Fonds propres bancaires : comprendre le capital réglementaire des banques, son rôle, son calcul et ses exigences prudentielles.

Avertissement :

Ce contenu est fourni à titre strictement informatif et pédagogique. Il ne constitue ni un conseil en investissement, ni une recommandation personnalisée, ni une incitation à acquérir ou céder un instrument financier. Certains instruments évoqués dans cet article, notamment les instruments AT1 et Tier 2 sont des instruments financiers complexes exposant à un risque de perte partielle ou totale en capital, un risque de subordination, un risque de liquidité, ainsi qu'à des mécanismes contractuels de conversion, de réduction ou d'annulation des coupons et du principal. Ces instruments ne conviennent pas à tous les profils d'investisseurs. Veuillez vous rapprocher de votre conseiller avant toute décision d'investissement. Ces informations peuvent être partielles et sont susceptibles d’être modifiées sans préavis.
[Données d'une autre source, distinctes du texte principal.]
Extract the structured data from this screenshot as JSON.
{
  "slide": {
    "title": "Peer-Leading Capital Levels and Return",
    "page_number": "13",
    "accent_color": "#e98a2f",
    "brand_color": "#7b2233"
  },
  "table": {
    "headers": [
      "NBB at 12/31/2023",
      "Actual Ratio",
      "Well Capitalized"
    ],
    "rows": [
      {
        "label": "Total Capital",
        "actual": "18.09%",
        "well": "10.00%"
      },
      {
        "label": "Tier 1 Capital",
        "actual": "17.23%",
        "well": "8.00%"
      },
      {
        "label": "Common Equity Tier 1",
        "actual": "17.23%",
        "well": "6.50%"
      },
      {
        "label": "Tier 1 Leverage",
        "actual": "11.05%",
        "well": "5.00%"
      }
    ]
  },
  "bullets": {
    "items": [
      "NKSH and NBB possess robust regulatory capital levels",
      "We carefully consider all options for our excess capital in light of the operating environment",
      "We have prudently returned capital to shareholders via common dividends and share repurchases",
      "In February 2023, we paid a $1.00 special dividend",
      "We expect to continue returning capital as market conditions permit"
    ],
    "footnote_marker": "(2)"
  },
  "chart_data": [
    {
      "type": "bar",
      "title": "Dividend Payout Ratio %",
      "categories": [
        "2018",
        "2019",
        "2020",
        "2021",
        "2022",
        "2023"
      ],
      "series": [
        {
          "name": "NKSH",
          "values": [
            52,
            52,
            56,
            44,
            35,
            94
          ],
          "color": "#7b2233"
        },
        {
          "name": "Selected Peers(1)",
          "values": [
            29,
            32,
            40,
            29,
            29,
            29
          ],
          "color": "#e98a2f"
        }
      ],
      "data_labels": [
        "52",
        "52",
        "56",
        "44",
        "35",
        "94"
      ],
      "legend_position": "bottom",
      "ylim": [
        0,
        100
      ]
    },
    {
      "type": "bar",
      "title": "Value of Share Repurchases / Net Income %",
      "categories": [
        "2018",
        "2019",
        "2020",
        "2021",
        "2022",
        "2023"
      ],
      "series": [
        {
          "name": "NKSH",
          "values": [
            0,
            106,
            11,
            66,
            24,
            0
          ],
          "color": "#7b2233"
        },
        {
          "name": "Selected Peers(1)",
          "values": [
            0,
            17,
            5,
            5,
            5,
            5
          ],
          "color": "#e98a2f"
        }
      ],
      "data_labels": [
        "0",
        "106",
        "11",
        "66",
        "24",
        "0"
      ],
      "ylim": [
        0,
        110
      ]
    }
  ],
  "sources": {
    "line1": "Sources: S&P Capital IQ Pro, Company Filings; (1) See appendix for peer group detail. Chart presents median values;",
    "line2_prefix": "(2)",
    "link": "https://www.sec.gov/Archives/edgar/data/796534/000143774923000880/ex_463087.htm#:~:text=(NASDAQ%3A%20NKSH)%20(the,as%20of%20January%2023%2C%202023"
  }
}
Les fonds propres bancaires occupent une place centrale dans la lecture prudentielle d'un établissement. Ils permettent d'apprécier sa capacité à absorber des pertes, à poursuivre son activité et à respecter les exigences fixées par le cadre réglementaire européen.

Comme le rappelle l'Autorité de contrôle prudentiel et de résolution (ACPR), il ne s'agit pas d'une simple lecture comptable des capitaux propres. Les fonds propres prudentiels reposent sur des règles d'éligibilité, de retraitement et de déduction précises, définies par le cadre réglementaire applicable aux établissements bancaires.

Pour cette raison, les fonds propres sont suivis de près par les superviseurs, les analystes et les investisseurs. Ils ne disent pas tout d'une banque, mais ils constituent l'un des premiers points d'entrée pour comprendre sa solidité prudentielle.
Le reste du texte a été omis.